October 2013 is Fair Trade Month, when consumer advocacy groups, companies, and certifications raise awareness of the reasons why fair trade is important, and promote buying and using socially and commercially sustainable, fair trade products in place of commodities which may harm the environment, the economy, communities and disadvantaged individuals.  Despite it’s good intentions, the campaign hasn’t been visible at all on the ground in this Fair Trade producer country.  I can’t help noticing the one-way flow of information and energy within this movement that has legitimately transformed the way that trade impacts hundreds of thousands of small producers’ lives.  Since beginning my work with agricultural cooperatives almost a year ago, I have had the privilege of seeing and experiencing the incredible results of implementing a trading structure that supports small producers.  And I also am able to see its shortcomings in the field, where the newest innovations in ethical trade need to be focused.  Like a missed opportunity this “Fair Trade” month for companies and advocacy groups to support producer cooperatives in recruiting new members and launching local awareness campaigns in their own countries, not only in consumer countries.  When Fair Trade USA decided to break away from the Fair Trade Licensing Organization’s international standards to certify plantations and reduce the amount of certified ingredients necessary for labelling, they sent a clear message to agricultural cooperatives that have toiled for years to create successful democratic businesses – we care more about profit margins and consumer demand than your participation in the market.  Ouch.  So while consumer advocacy groups shuffle around to take sides and pour resources in re-educating the public on new standards and symbols, agricultural cooperatives have to huddle, suck it in to prepare for an even more competitive market on top of coffee rust and whatever climatic disaster is waiting around the corner.
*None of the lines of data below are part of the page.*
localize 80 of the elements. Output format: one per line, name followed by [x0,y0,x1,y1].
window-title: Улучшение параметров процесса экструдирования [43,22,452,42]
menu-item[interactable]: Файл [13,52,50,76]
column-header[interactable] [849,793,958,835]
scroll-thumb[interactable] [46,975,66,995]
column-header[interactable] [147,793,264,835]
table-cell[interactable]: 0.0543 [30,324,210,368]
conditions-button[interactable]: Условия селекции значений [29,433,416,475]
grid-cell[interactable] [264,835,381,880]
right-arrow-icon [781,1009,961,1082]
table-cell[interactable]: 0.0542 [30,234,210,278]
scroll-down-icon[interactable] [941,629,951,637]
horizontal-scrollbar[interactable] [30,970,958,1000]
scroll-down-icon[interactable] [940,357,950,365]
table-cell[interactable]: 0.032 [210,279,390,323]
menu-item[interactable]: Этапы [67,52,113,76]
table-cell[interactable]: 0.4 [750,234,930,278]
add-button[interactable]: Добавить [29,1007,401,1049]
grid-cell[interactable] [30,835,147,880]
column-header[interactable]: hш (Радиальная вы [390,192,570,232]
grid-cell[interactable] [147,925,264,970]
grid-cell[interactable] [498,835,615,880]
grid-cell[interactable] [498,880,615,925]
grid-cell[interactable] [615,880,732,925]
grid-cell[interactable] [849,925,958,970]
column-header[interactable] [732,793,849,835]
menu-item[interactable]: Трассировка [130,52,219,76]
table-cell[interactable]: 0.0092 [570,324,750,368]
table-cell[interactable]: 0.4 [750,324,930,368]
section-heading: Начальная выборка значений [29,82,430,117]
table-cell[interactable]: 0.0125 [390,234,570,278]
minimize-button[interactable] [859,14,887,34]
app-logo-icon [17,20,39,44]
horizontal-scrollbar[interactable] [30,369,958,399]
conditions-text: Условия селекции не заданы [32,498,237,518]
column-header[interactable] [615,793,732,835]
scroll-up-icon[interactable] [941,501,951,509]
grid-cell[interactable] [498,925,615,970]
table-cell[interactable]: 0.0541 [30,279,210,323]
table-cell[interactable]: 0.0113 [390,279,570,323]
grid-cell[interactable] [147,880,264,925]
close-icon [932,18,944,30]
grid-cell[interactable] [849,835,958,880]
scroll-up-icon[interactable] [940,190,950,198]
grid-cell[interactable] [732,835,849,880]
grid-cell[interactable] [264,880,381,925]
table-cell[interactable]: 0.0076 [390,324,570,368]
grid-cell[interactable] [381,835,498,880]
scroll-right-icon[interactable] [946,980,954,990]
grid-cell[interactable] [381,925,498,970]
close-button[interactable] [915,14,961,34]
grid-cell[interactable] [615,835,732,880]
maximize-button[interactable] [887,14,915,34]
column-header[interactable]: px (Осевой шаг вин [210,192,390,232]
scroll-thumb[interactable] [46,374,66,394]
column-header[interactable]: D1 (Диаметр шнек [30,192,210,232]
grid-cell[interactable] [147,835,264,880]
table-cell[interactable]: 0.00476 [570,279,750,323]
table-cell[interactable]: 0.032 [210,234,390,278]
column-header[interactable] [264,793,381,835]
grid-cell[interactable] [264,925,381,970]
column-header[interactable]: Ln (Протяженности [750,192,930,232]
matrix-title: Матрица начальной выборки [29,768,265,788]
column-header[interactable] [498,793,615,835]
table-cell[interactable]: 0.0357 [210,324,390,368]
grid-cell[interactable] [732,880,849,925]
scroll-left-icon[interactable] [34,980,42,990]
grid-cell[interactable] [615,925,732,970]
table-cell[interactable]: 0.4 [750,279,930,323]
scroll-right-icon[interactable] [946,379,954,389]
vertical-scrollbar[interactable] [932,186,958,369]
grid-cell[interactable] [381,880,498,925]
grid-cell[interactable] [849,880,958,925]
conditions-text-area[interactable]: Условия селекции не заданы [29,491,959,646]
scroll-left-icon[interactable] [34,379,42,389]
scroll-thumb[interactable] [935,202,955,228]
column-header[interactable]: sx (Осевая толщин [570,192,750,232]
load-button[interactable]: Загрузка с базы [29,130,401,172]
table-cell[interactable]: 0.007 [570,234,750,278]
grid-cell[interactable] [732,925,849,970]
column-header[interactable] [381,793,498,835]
According to the UN Food and Agriculture Organization, tomorrow Oct. 16th is World Food Day.  This year’s theme is Healthy People Depend on Healthy Food Systems.  Access for consumers to quality food is just one piece of a food system, and it’s an important one – besides the social and other health costs associated with lack of access to good food, the costs of malnutrition alone could account for as much as an estimated 5% of the global gross domestic product (GDP).  Both upstream and downstream from agricultural food production are important links in the food system that impact the lives and diets of many people.  Availability of soil amendments, financing, regional land policy, and road quality all have an impact on both local and global food systems.  Ethical trading structures like Fair Trade can have a direct impact on a subsequent food system – like the example of this Coop in Achuapa, Nicaragua.  Innovations to ethical trading structures should improve information and resource feedback, continue to empower small producers and provide ways for them to increase ownership over links in the supply chain, and support them in building parallel local markets so the overall effect of good fair trade is healthier food systems – and healthier people – around the world.